I would strongly recommend that you refactor your database to be more amenable to querying - you don't want to be having to parse the string values for every row, on every query. Additionally, you can add an extra field to indicate that the event is cross-year, i.e. that the "start" is after the "end", as per your final example. So you'd have something like:
StartDay StartMonth EndDay EndMonth CrossYear
21 3 15 4 False
25 4 6 5 False
30 11 7 3 True
At that point you can write a query reasonably easily.
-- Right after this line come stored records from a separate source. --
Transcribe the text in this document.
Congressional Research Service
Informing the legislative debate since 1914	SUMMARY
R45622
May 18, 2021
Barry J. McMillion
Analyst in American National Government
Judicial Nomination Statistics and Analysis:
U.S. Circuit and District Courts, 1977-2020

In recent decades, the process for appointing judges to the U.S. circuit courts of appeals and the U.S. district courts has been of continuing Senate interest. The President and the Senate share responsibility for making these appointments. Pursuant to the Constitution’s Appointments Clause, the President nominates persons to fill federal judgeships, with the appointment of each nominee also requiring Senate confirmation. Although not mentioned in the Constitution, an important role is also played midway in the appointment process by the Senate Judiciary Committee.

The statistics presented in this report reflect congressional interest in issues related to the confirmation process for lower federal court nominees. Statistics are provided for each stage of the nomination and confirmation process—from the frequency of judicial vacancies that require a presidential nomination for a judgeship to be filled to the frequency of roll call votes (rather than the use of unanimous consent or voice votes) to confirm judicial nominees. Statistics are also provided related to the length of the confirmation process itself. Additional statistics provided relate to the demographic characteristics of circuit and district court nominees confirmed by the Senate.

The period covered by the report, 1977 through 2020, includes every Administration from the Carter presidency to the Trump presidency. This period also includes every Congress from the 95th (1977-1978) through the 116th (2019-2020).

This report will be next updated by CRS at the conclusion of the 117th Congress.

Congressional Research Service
For example:
DateTime date = ...; // Wherever you get this from
var activeEvents = db.Events.Where
(e =>
// Regular case
(e.CrossYear == false &&
(date.Month > e.StartMonth || (date.Month == e.StartMonth && date.Day >= e.StartDay)) &&
(date.Month < e.EndMonth || (date.Month == e.EndMonth && date.Day <= e.EndDay))) ||
// Cross-year case, basically, just invert start and end... conditions
(e.CrossYear == true &&
(date.Month < e.StartMonth || (date.Month == e.StartMonth && date.Day <= e.StartDay)) &&
(date.Month > e.EndMonth || (date.Month == e.EndMonth && date.Day >= e.EndDay))));
You could express the same result more simply by using multiplication to turn month/day into a single number, e.g.
int pseudoDayOfYear = date.Month * 100 + date.Day;
var activeEvents = db.Events.Where
(e =>
// Regular case
(e.CrossYear == false &&
pseudoDayOfYear >= e.StartMonth * 100 + e.StartDay &&
pseudoDayOfYear <= e.EndMonth * 100 + e.EndDay) ||
// Cross-year case
(e.CrossYear == true &&
pseudoDayOfYear <= e.StartMonth * 100 + e.StartDay &&
pseudoDayOfYear >= e.EndMonth * 100 + e.EndDay));
This works because there are never any months with over 100 days in, but it's a bit ugly IMO.